第14章 梅一輪 一輪ほどの あたたかさ ーシカマルー
ふわっと温かい風が吹いて、華やいだ香りがした。
「・・・・ああ」
縁側で爪を切っていたシカマルが顔を上げる。
「梅が咲いたんだな」
呟いた瞬間ぶわと強い風が来て、砂埃と白い花弁が数枚、シカマルを煽って空高く舞い上がって行く。
目を細めて見送るシカマルの顔に微笑が浮かんだ。
「春一番か。今年は早ェな・・・」
この冬は雪が少なく寒さも緩く過ごしやすかったが、それでも春の訪れは胸を弾ませる。
庭の梅を見やると、昨日は目につかなかった白い花がポコポコと愛らしい様で開いていた。
「・・・会いてェな・・・」
不意に呟いて、シカマルは自分にビックリした。
会いてえって誰によ?
梅と春一番に誘われて、らしくもなく感傷的になったかと苦笑したシカマルの脳裏に、先日のいのがドカンと降って来る。
シカマル、アンタはね、フェミニストってより、ロマンチスト!自覚しな!
でもこれ案外ポイント高い。
失敗したら目も当てられないけど、アンタには面倒臭がりって心強いツンデレ要素がある!頭もいい!これ大事!
ここらへん押さえて、ガンガンいっちゃいな!テマリさんはモテルよ、ありゃ。
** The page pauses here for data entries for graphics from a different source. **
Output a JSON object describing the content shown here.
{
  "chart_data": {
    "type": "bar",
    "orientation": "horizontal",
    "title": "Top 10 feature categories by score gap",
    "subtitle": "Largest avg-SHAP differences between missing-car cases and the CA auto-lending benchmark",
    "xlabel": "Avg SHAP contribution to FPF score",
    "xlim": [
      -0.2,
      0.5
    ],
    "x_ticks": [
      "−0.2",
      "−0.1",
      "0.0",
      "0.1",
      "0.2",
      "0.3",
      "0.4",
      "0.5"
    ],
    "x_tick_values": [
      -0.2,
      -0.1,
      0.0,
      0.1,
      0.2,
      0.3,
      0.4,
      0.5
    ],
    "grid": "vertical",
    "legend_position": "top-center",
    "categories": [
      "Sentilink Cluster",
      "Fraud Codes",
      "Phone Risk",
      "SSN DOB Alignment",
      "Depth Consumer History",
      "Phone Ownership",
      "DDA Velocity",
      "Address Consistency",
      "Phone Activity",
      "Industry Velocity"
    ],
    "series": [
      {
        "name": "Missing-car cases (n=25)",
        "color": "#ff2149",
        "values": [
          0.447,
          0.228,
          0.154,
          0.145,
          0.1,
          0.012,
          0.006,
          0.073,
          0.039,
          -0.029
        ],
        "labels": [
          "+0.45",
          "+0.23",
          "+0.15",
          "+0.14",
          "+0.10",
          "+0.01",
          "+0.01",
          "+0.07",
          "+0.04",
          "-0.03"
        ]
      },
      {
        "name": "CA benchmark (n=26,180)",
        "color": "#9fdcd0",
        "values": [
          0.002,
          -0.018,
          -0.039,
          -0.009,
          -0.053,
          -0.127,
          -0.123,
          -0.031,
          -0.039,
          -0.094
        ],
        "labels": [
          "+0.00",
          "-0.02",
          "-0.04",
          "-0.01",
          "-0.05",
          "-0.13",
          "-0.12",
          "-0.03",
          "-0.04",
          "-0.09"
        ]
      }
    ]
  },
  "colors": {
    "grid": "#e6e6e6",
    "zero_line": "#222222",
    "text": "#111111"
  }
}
油断してたら誰かに持ってかれちゃうからね?
・・・・誰かに持ってかれたら問題あんのか・・・
今思い返しても齟齬を感じるいのの勢い。シカマルを置き去りに盛り上がるあの楽しげな様子は一体なんなのか。
確かにテマリは気になる。話して手応えがあり、やり取りに回転の早さが伺えて面白い。ぐっと来ることもある。
しかしシカマルは思う。
誰にだっていいとこはある。好きになれるポイントは、誰に対しても同じ訳じゃない。人の気持ちは単純なモンじゃねえから、答えが一つなんて事は有り得ねんだって。少なくとも、今の俺には有り得ねえ。
先回りして追い詰めんな。
例えば。
例えば今、あの開き出した梅の花影から、誰が顔を出しても俺はちょっと困る。よくわかんねぇけど、多分困るな。
いや、チョウジとかナルトとか、そういうオチの話じゃなくよ。
本当に、誰かが、あの白梅の傍らで笑いながらこのあったけぇ風に吹かれてたりしたら、好きとか嫌いとかじゃなくても見惚れちまう気がするな。
それがテマリだったり・・・いのだったりしたら、ちょっとマズい気がする。
俺の気持ちなんて、今はその程度のモンだ。